Ses visiteurs? A 20% des touristes étrangers, et à 60% des enfants des écoles.

« Mandela est celui qui nous a tous aidés à être là où nous sommes. Ici, les enfants peuvent apprendre d’où ils viennent, et qui leur a apporté la liberté », explique Mamokete Anna Kibane, une enseignante venue d’une township des environs avec ses élèves.

Toujours à Johannesburg, on peut aussi visiter la chambre qu’il a louée dans la township d’Alexandra, l’endroit où il se cachait avant son arrestation en 1962, la cellule du fort où il a été ensuite incarcéré. . . Sans parler de l’immeuble où il eut son cabinet d’avocat dans les années 1950 et qui, fraîchement restauré, attend sa muséification.

Et bien sûr, certains guides font un crochet pour passer devant sa résidence actuelle, dans un quartier résidentiel du nord de la ville.

« C’est comme avant en URSS, avec tous les musées Lénine », s’amuse John Brown, un touriste américain parti dans l’aventure.

Ailleurs dans le pays, l’important musée Mandela de Mthatha (sud) va fermer pour travaux, mais une exposition doit permettre aux visiteurs de patienter à Qunu, le village voisin où Nelson Mandela a grandi.

Après sa petite maison, c’est maintenant son ancienne école qui va y être restaurée. Six poteaux doivent y être plantés, chacun portant une lettre formant le mot Nelson. . .

Au Cap, le pénitencier de Robben Island, où Mandela à passé dix-huit de ses vingt-sept années de prison, tient bien sûr la vedette. Il a été classé au patrimoine de l’Unesco comme « symbole du triomphe de l?esprit humain, de la liberté et de la démocratie sur l?oppression.  » Avant de prendre le bateau qui y mène, une exposition permet de tuer le temps utilement au « Nelson Mandela Gateway ».

Non loin de là, on est accueilli par une statue de 3,20 m de haut du héros à la prison de Groot Drakenstein où il a terminé sa détention. . . En attendant que sa résidence capetonienne soit un jour transformée en « musée vivant ».

Un autre musée va être construit là où il fut arrêté le 5 août 1962, non loin de Durban (est).

« Il y a un emballement sur Mandela, parce qu’il est une icône mondiale.

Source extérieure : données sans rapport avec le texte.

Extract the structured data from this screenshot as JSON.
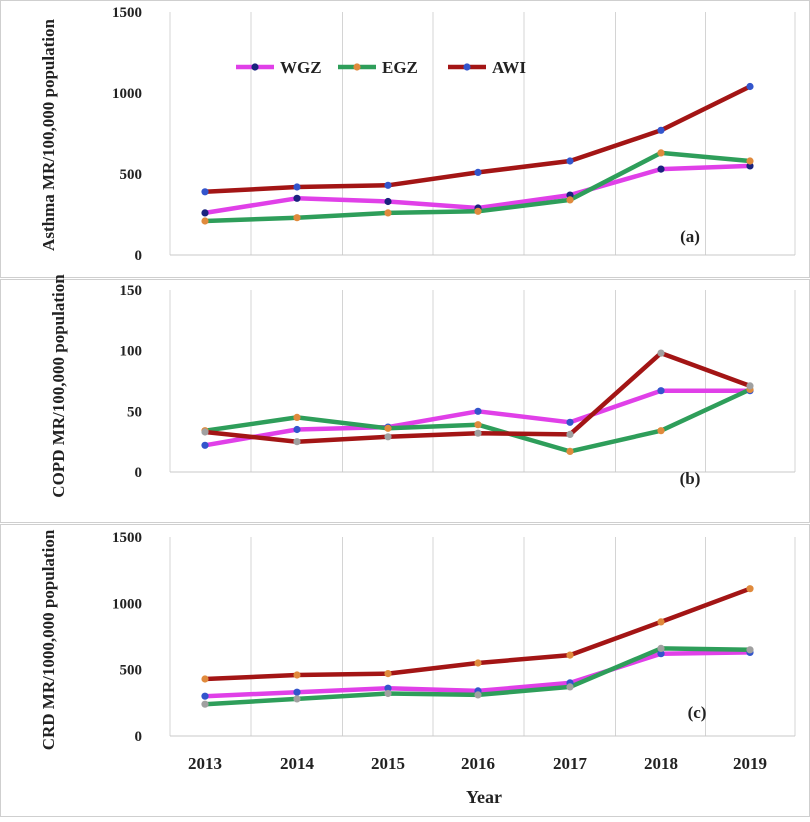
{
  "legend": [
    {
      "name": "WGZ",
      "color": "#e040e8",
      "marker": "#1a237e"
    },
    {
      "name": "EGZ",
      "color": "#2e9e5a",
      "marker": "#e08a3c"
    },
    {
      "name": "AWI",
      "color": "#a31515",
      "marker": "#3355cc"
    }
  ],
  "x_axis_label": "Year",
  "years": [
    "2013",
    "2014",
    "2015",
    "2016",
    "2017",
    "2018",
    "2019"
  ],
  "chart_data": [
    {
      "type": "line",
      "panel": "(a)",
      "ylabel": "Asthma MR/100,000 population",
      "ylim": [
        0,
        1500
      ],
      "yticks": [
        "0",
        "500",
        "1000",
        "1500"
      ],
      "categories": [
        "2013",
        "2014",
        "2015",
        "2016",
        "2017",
        "2018",
        "2019"
      ],
      "series": [
        {
          "name": "WGZ",
          "values": [
            260,
            350,
            330,
            290,
            370,
            530,
            550
          ],
          "color": "#e040e8",
          "marker": "#1a237e"
        },
        {
          "name": "EGZ",
          "values": [
            210,
            230,
            260,
            270,
            340,
            630,
            580
          ],
          "color": "#2e9e5a",
          "marker": "#e08a3c"
        },
        {
          "name": "AWI",
          "values": [
            390,
            420,
            430,
            510,
            580,
            770,
            1040
          ],
          "color": "#a31515",
          "marker": "#3355cc"
        }
      ]
    },
    {
      "type": "line",
      "panel": "(b)",
      "ylabel": "COPD MR/100,000 population",
      "ylim": [
        0,
        150
      ],
      "yticks": [
        "0",
        "50",
        "100",
        "150"
      ],
      "categories": [
        "2013",
        "2014",
        "2015",
        "2016",
        "2017",
        "2018",
        "2019"
      ],
      "series": [
        {
          "name": "WGZ",
          "values": [
            22,
            35,
            37,
            50,
            41,
            67,
            67
          ],
          "color": "#e040e8",
          "marker": "#3355cc"
        },
        {
          "name": "EGZ",
          "values": [
            34,
            45,
            36,
            39,
            17,
            34,
            68
          ],
          "color": "#2e9e5a",
          "marker": "#e08a3c"
        },
        {
          "name": "AWI",
          "values": [
            33,
            25,
            29,
            32,
            31,
            98,
            71
          ],
          "color": "#a31515",
          "marker": "#a0a0a0"
        }
      ]
    },
    {
      "type": "line",
      "panel": "(c)",
      "ylabel": "CRD MR/1000,000 population",
      "ylim": [
        0,
        1500
      ],
      "yticks": [
        "0",
        "500",
        "1000",
        "1500"
      ],
      "categories": [
        "2013",
        "2014",
        "2015",
        "2016",
        "2017",
        "2018",
        "2019"
      ],
      "series": [
        {
          "name": "WGZ",
          "values": [
            300,
            330,
            360,
            340,
            400,
            620,
            630
          ],
          "color": "#e040e8",
          "marker": "#3355cc"
        },
        {
          "name": "EGZ",
          "values": [
            240,
            280,
            320,
            310,
            370,
            660,
            650
          ],
          "color": "#2e9e5a",
          "marker": "#a0a0a0"
        },
        {
          "name": "AWI",
          "values": [
            430,
            460,
            470,
            550,
            610,
            860,
            1110
          ],
          "color": "#a31515",
          "marker": "#e08a3c"
        }
      ]
    }
  ]
}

Il y en a très peu dans le monde, des icônes qui représentent le triomphe de la bonté sur le mal », explique Amelia Potenza, qui cite aussi Gandhi. « Nous en avons besoin! »

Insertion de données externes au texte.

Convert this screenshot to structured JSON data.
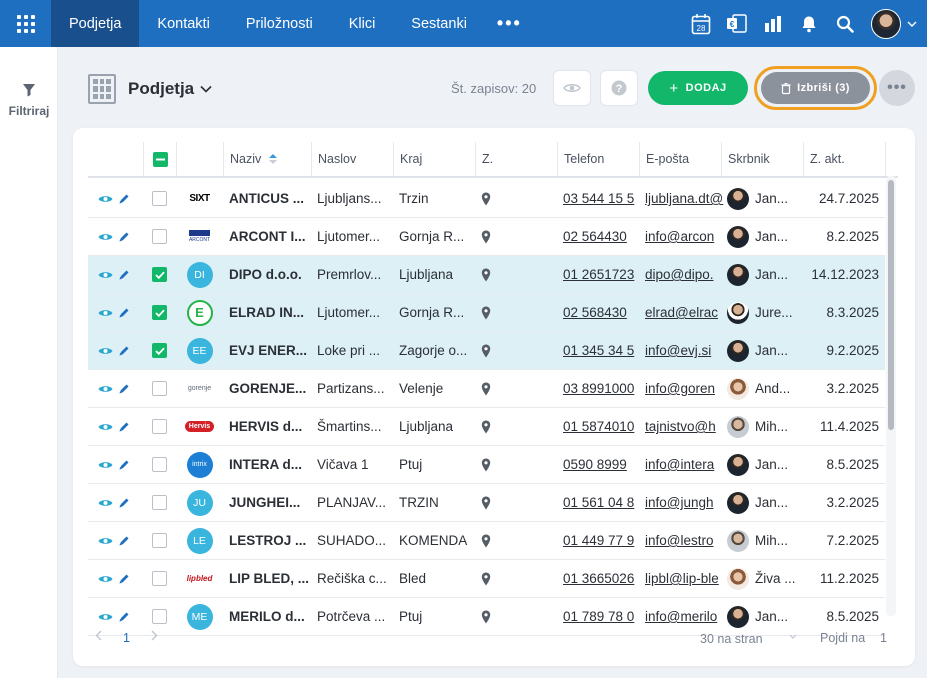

« Bien sûr c’est un culte de la personnalité. Mais c’est compréhensible: Mandela est synonyme de la lutte contre l’apartheid, et il ne nous a pas déçus. Il aurait pu! », ajoute-t-elle, reconnaissant tout de même qu' »il a fait des erreurs ».

Quant à Nelson Mandela lui-même, il a un jour déclaré qu' »il n’est pas du tout correct d’élever un être humain à la position d’un dieu ».

Mais il ne semble pas souffrir outre mesure de cette muséification de son vivant. Sa fondation insiste cependant pour que soient reconnues « d’autres voix qui ont contribué à la lutte » contre l’apartheid.